Vous pourriez facil’ment faire un trou dans l’soleil !”

Amical : “Nom de bleu ! Cett’ socisse est fameuse !

Quand vous buvez, ell’ doit tremper dans votre gueuze !”

Descriptif : “C’est un roc ! C’est un pic ! C’est un cap !

Il est dur au milieu, mais au bout il est slap[8] !”

Farceur : “Quand vous donnez un’ baise à un’ bergère,

Cett’ snotboeis[9] doit tomber jusqu’à sa tettagère[10] !”

Adiratif : “Il doit vous servir de par’-choc !”

Et pratique : “Est-c’ que vous l’employez comm’ kapstok[11] ?” »

Amaï[12] ! Il n’y a plus rien à dire, en bas de ça, nawo[13] ?

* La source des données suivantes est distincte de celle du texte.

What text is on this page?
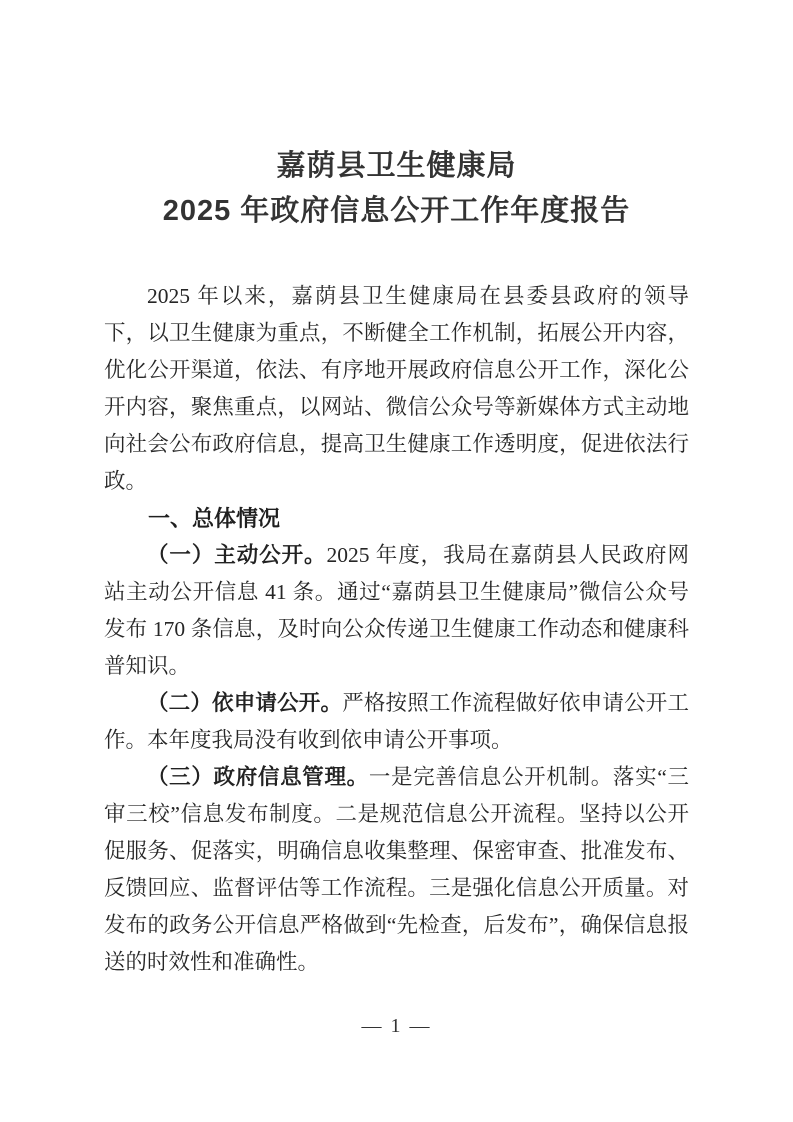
嘉荫县卫生健康局
2025 年政府信息公开工作年度报告

2025 年以来，嘉荫县卫生健康局在县委县政府的领导下，以卫生健康为重点，不断健全工作机制，拓展公开内容，优化公开渠道，依法、有序地开展政府信息公开工作，深化公开内容，聚焦重点，以网站、微信公众号等新媒体方式主动地向社会公布政府信息，提高卫生健康工作透明度，促进依法行政。

一、总体情况

（一）主动公开。2025 年度，我局在嘉荫县人民政府网站主动公开信息 41 条。通过“嘉荫县卫生健康局”微信公众号发布 170 条信息，及时向公众传递卫生健康工作动态和健康科普知识。

（二）依申请公开。严格按照工作流程做好依申请公开工作。本年度我局没有收到依申请公开事项。

（三）政府信息管理。一是完善信息公开机制。落实“三审三校”信息发布制度。二是规范信息公开流程。坚持以公开促服务、促落实，明确信息收集整理、保密审查、批准发布、反馈回应、监督评估等工作流程。三是强化信息公开质量。对发布的政务公开信息严格做到“先检查，后发布”，确保信息报送的时效性和准确性。

— 1 —
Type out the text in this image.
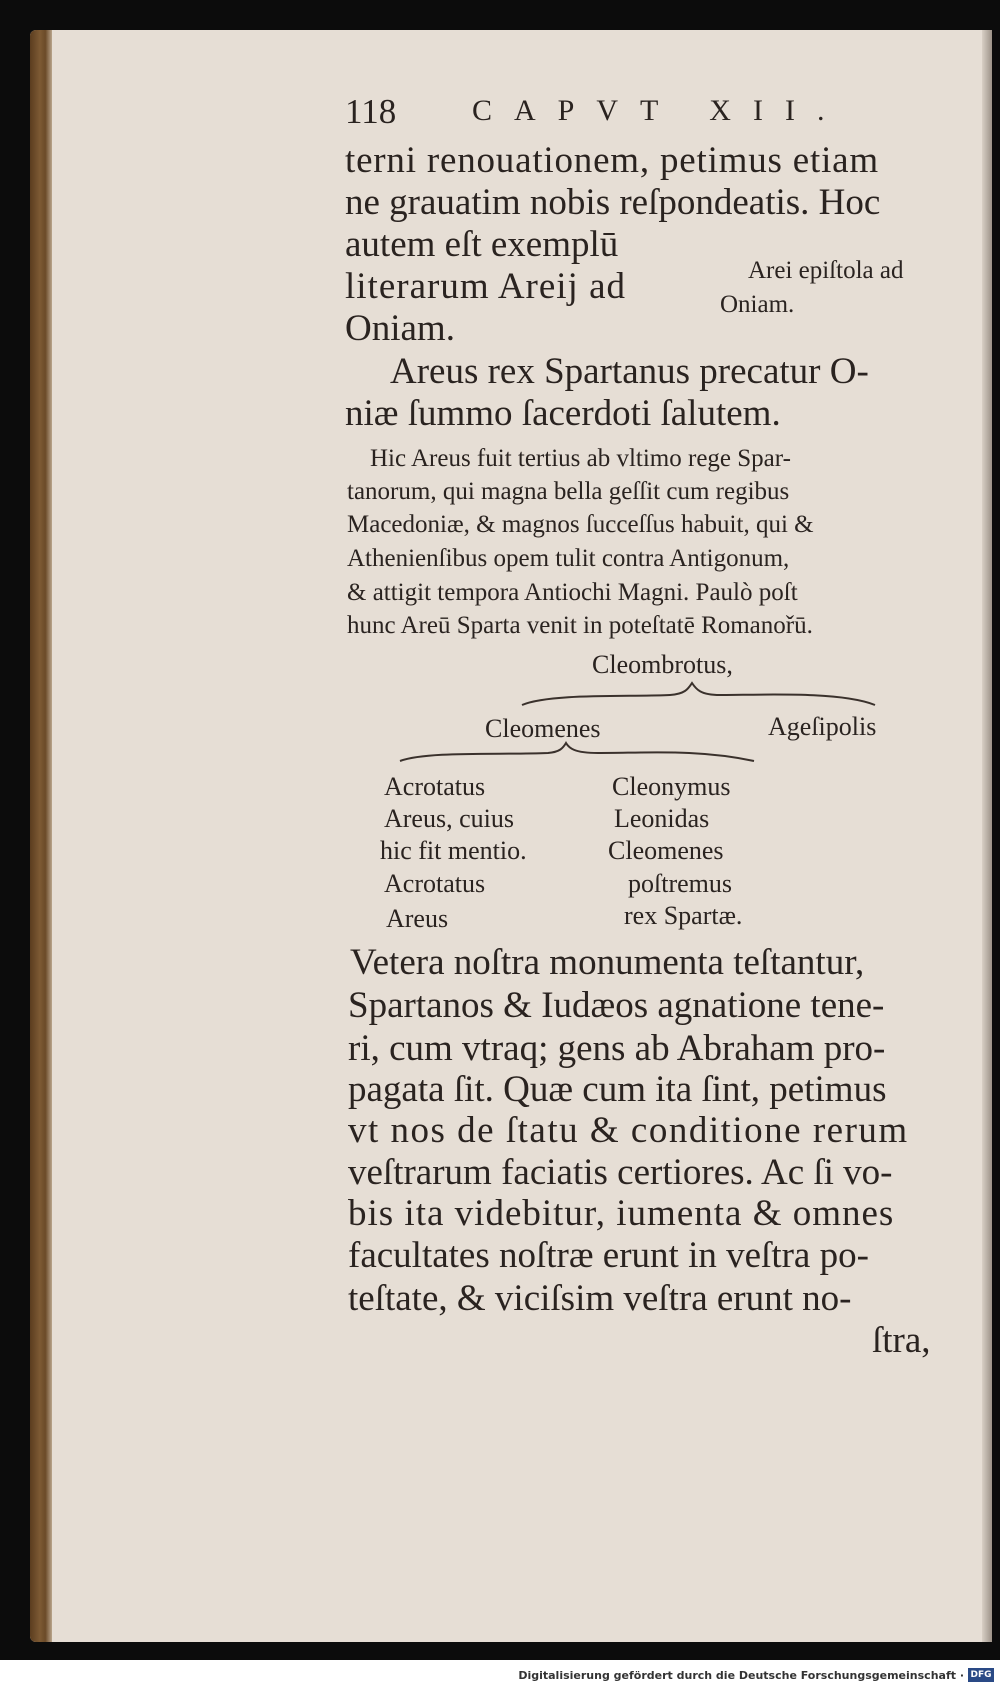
118	CAPVT XII.
terni renouationem, petimus etiam
ne grauatim nobis reſpondeatis. Hoc
autem eſt exemplū
literarum Areij ad
Oniam.
Arei epiſtola ad
Oniam.
Areus rex Spartanus precatur O-
niæ ſummo ſacerdoti ſalutem.
Hic Areus fuit tertius ab vltimo rege Spar-
tanorum, qui magna bella geſſit cum regibus
Macedoniæ, & magnos ſucceſſus habuit, qui &
Athenienſibus opem tulit contra Antigonum,
& attigit tempora Antiochi Magni. Paulò poſt
hunc Areū Sparta venit in poteſtatē Romanořū.
Cleombrotus,
Cleomenes	Ageſipolis
Acrotatus
Areus, cuius
hic fit mentio.
Acrotatus
Areus
Cleonymus
Leonidas
Cleomenes
poſtremus
rex Spartæ.
Vetera noſtra monumenta teſtantur,
Spartanos & Iudæos agnatione tene-
ri, cum vtraq; gens ab Abraham pro-
pagata ſit. Quæ cum ita ſint, petimus
vt nos de ſtatu & conditione rerum
veſtrarum faciatis certiores. Ac ſi vo-
bis ita videbitur, iumenta & omnes
facultates noſtræ erunt in veſtra po-
teſtate, & viciſsim veſtra erunt no-
ſtra,
Digitalisierung gefördert durch die Deutsche Forschungsgemeinschaft · DFG
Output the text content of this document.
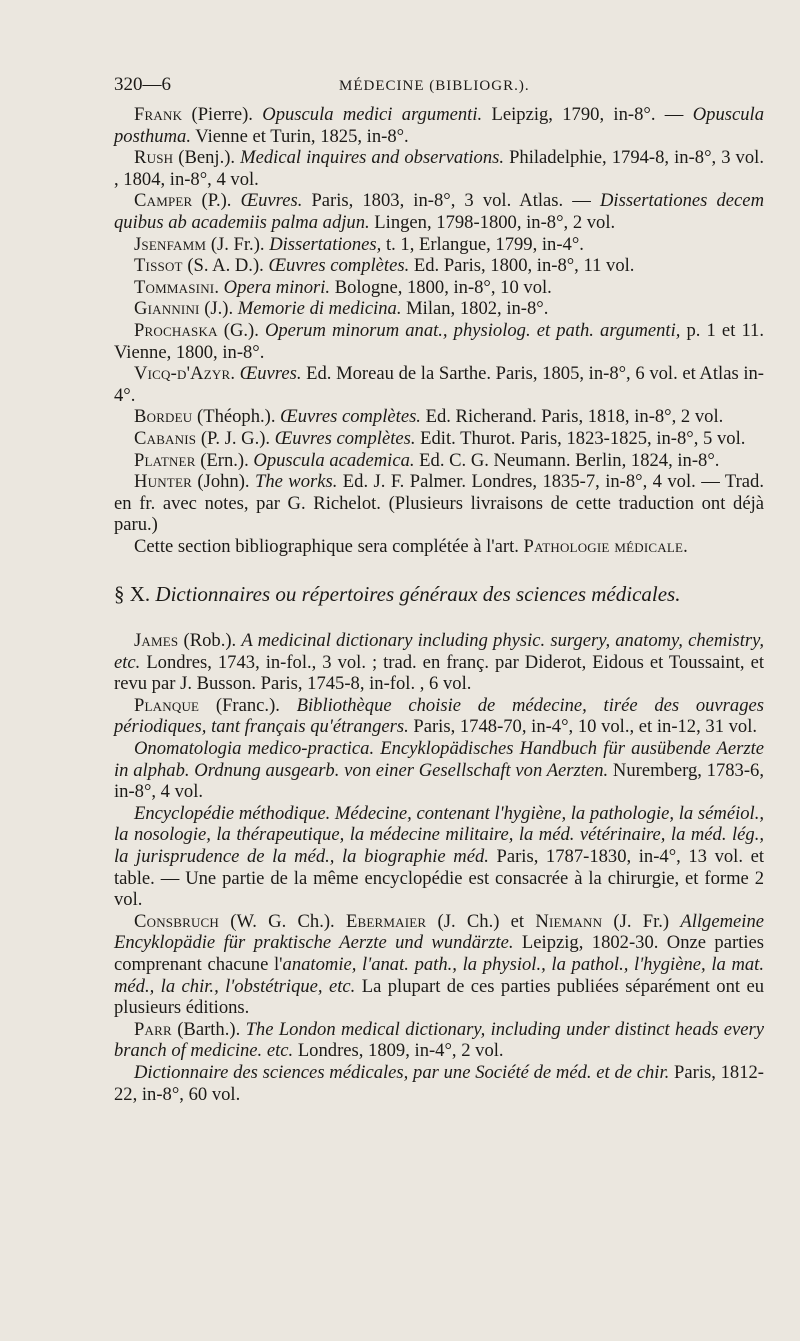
320—6	MÉDECINE (BIBLIOGR.).

Frank (Pierre). Opuscula medici argumenti. Leipzig, 1790, in-8°. — Opuscula posthuma. Vienne et Turin, 1825, in-8°.

Rush (Benj.). Medical inquires and observations. Philadelphie, 1794-8, in-8°, 3 vol. , 1804, in-8°, 4 vol.

Camper (P.). Œuvres. Paris, 1803, in-8°, 3 vol. Atlas. — Dissertationes decem quibus ab academiis palma adjun. Lingen, 1798-1800, in-8°, 2 vol.

Jsenfamm (J. Fr.). Dissertationes, t. 1, Erlangue, 1799, in-4°.

Tissot (S. A. D.). Œuvres complètes. Ed. Paris, 1800, in-8°, 11 vol.

Tommasini. Opera minori. Bologne, 1800, in-8°, 10 vol.

Giannini (J.). Memorie di medicina. Milan, 1802, in-8°.

Prochaska (G.). Operum minorum anat., physiolog. et path. argumenti, p. 1 et 11. Vienne, 1800, in-8°.

Vicq-d'Azyr. Œuvres. Ed. Moreau de la Sarthe. Paris, 1805, in-8°, 6 vol. et Atlas in-4°.

Bordeu (Théoph.). Œuvres complètes. Ed. Richerand. Paris, 1818, in-8°, 2 vol.

Cabanis (P. J. G.). Œuvres complètes. Edit. Thurot. Paris, 1823-1825, in-8°, 5 vol.

Platner (Ern.). Opuscula academica. Ed. C. G. Neumann. Berlin, 1824, in-8°.

Hunter (John). The works. Ed. J. F. Palmer. Londres, 1835-7, in-8°, 4 vol. — Trad. en fr. avec notes, par G. Richelot. (Plusieurs livraisons de cette traduction ont déjà paru.)

Cette section bibliographique sera complétée à l'art. Pathologie médicale.

§ X. Dictionnaires ou répertoires généraux des sciences médicales.

James (Rob.). A medicinal dictionary including physic. surgery, anatomy, chemistry, etc. Londres, 1743, in-fol., 3 vol. ; trad. en franç. par Diderot, Eidous et Toussaint, et revu par J. Busson. Paris, 1745-8, in-fol. , 6 vol.

Planque (Franc.). Bibliothèque choisie de médecine, tirée des ouvrages périodiques, tant français qu'étrangers. Paris, 1748-70, in-4°, 10 vol., et in-12, 31 vol.

Onomatologia medico-practica. Encyklopädisches Handbuch für ausübende Aerzte in alphab. Ordnung ausgearb. von einer Gesellschaft von Aerzten. Nuremberg, 1783-6, in-8°, 4 vol.

Encyclopédie méthodique. Médecine, contenant l'hygiène, la pathologie, la séméiol., la nosologie, la thérapeutique, la médecine militaire, la méd. vétérinaire, la méd. lég., la jurisprudence de la méd., la biographie méd. Paris, 1787-1830, in-4°, 13 vol. et table. — Une partie de la même encyclopédie est consacrée à la chirurgie, et forme 2 vol.

Consbruch (W. G. Ch.). Ebermaier (J. Ch.) et Niemann (J. Fr.) Allgemeine Encyklopädie für praktische Aerzte und wundärzte. Leipzig, 1802-30. Onze parties comprenant chacune l'anatomie, l'anat. path., la physiol., la pathol., l'hygiène, la mat. méd., la chir., l'obstétrique, etc. La plupart de ces parties publiées séparément ont eu plusieurs éditions.

Parr (Barth.). The London medical dictionary, including under distinct heads every branch of medicine. etc. Londres, 1809, in-4°, 2 vol.

Dictionnaire des sciences médicales, par une Société de méd. et de chir. Paris, 1812-22, in-8°, 60 vol.
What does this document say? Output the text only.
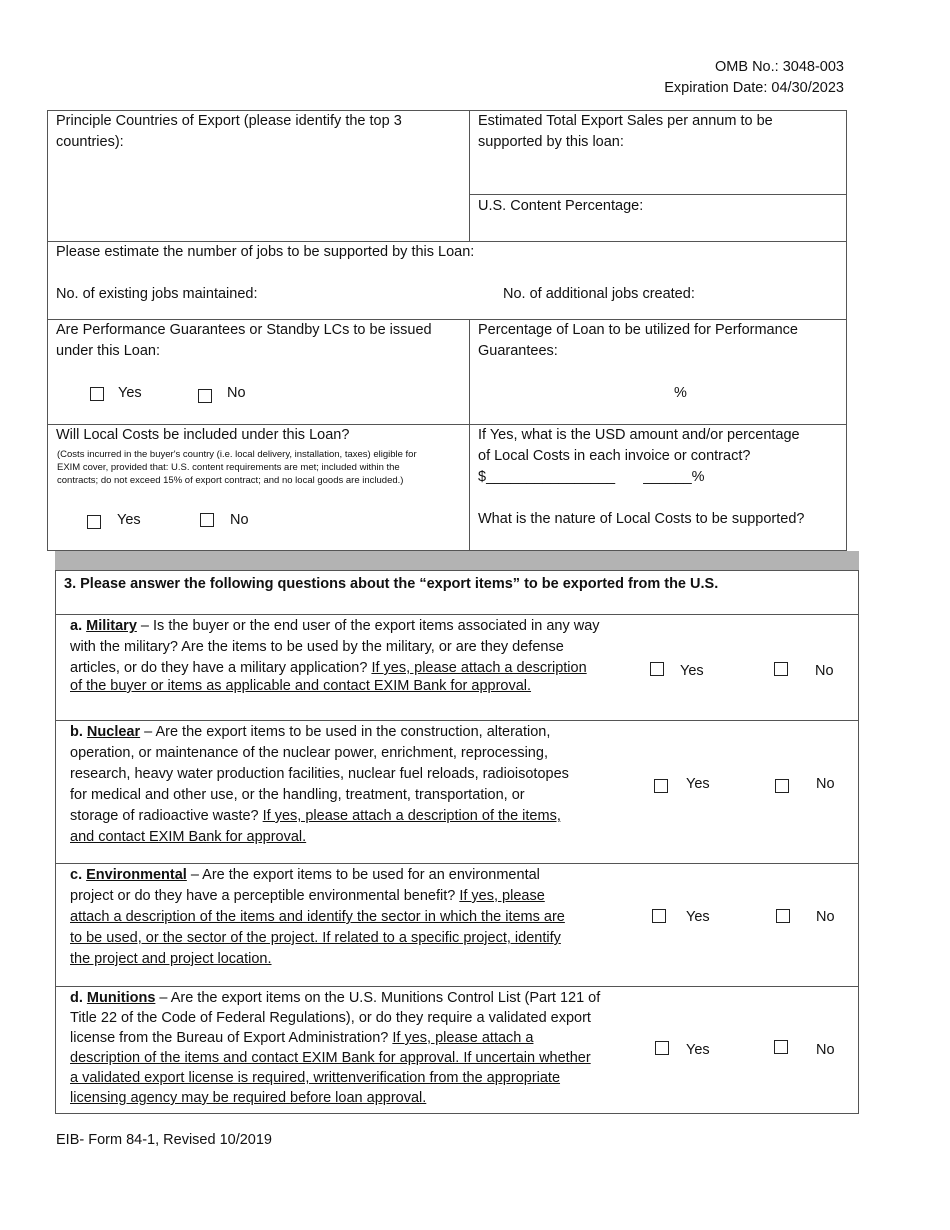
OMB No.: 3048-003
Expiration Date: 04/30/2023
Principle Countries of Export (please identify the top 3
countries):
Estimated Total Export Sales per annum to be
supported by this loan:
U.S. Content Percentage:
Please estimate the number of jobs to be supported by this Loan:
No. of existing jobs maintained:	No. of additional jobs created:
Are Performance Guarantees or Standby LCs to be issued
under this Loan:
Yes	No
Percentage of Loan to be utilized for Performance
Guarantees:
%
Will Local Costs be included under this Loan?
(Costs incurred in the buyer's country (i.e. local delivery, installation, taxes) eligible for
EXIM cover, provided that: U.S. content requirements are met; included within the
contracts; do not exceed 15% of export contract; and no local goods are included.)
Yes	No
If Yes, what is the USD amount and/or percentage
of Local Costs in each invoice or contract?
$________________       ______%
What is the nature of Local Costs to be supported?
3. Please answer the following questions about the “export items” to be exported from the U.S.
a. Military – Is the buyer or the end user of the export items associated in any way
with the military? Are the items to be used by the military, or are they defense
articles, or do they have a military application? If yes, please attach a description
of the buyer or items as applicable and contact EXIM Bank for approval.
Yes	No
b. Nuclear – Are the export items to be used in the construction, alteration,
operation, or maintenance of the nuclear power, enrichment, reprocessing,
research, heavy water production facilities, nuclear fuel reloads, radioisotopes
for medical and other use, or the handling, treatment, transportation, or
storage of radioactive waste? If yes, please attach a description of the items,
and contact EXIM Bank for approval.
Yes	No
c. Environmental – Are the export items to be used for an environmental
project or do they have a perceptible environmental benefit? If yes, please
attach a description of the items and identify the sector in which the items are
to be used, or the sector of the project. If related to a specific project, identify
the project and project location.
Yes	No
d. Munitions – Are the export items on the U.S. Munitions Control List (Part 121 of
Title 22 of the Code of Federal Regulations), or do they require a validated export
license from the Bureau of Export Administration? If yes, please attach a
description of the items and contact EXIM Bank for approval. If uncertain whether
a validated export license is required, writtenverification from the appropriate
licensing agency may be required before loan approval.
Yes	No
EIB- Form 84-1, Revised 10/2019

Si ce n’est que Marcel Pagnol (1895-1974) décida d’écrire sa Trilogie marseillaise[14] après avoir assisté en 1926 à une représentation du Mariage de Mademoiselle Beulemans

PÉTRONE

Vie et survie de la littérature bruxelloise par Georges Lebouc, Bruxelles Éditions Lamiroy, septembre 2024, 277 pp. en noir et blanc au format 13,5 x 18,7 cm sous couverture brochée en couleurs, 20 €


[1] Par exemple, Le bruxellois en septante leçons (1999, rééd. 2008), le Dictionnaire du bruxellois (avec une lettre-postface de Toots Thielemans, 2005, rééd. 2020), le Dictionnaire de belgicismes (2006), Histoire insolite des rues de Bruxelles (2007), le Dictionnaire érotique de la francophonie (2008), Vingt promenades et séjours à Bruxelles (2010), 2500 noms propres devenus communs – Dictionnaire étymologique d’éponymes, antonomases et hypallages (2011), Bruxelles vue par les grands écrivains !2011) ou encore le Dictionnaire érotique de l’argot (2012).

[2] Fables complètes de Virgile du Pourquoi Pas ? (2001), Dialogues de la semaine de Virgile du Pourquoi Pas ? (2 vol., 2002, 2003), Mémoires de Jef Kazak par Jean d’Osta (2002), « Bossemans et Coppenolle » de Paul Van Stalle et Joris d’Hanswyck (2003), Mémoires candides d’un Bruxellois ordinaire de Jean d’Osta (2003), Parodies de Virgile du Pourquoi Pas ? (2004), « Slache » de Marcel Antoine (2004), « Théâtre » de Virgile du Pourquoi Pas ? (2005), « Tich » de Virgile du Pourquoi Pas ? (2005), Les Rois de la Zwanze (2008), Fables à la sauce bruxelloise (2008).

[3] Comme Spirou au Kongo belche (2017, avec Joske Maelbeek).

[4] Les Archives & Musée de la Littérature – Centre de recherche et de documentation littéraires et théâtrales de la Fédération Wallonie-Bruxelles, domaine public.

[5] Gâteau fait de pain rassis avec des raisins et du rhum.

[6] Une bière bruxelloise additionnée de cassonade.

[7] Nez.

[8] Mou.

[9] Narine.

[10] Soutien-gorge.

[11] Porte-manteau.

[12] Ça, alors !

[13] Pas vrai ?

[14] La Trilogie marseillaise est l’appellation générique donnée aux trois pièces de théâtre tragiques de Marcel Pagnol, Marius (1929), Fanny (1931) et César (1936), ainsi qu’à leurs adaptations cinématographiques.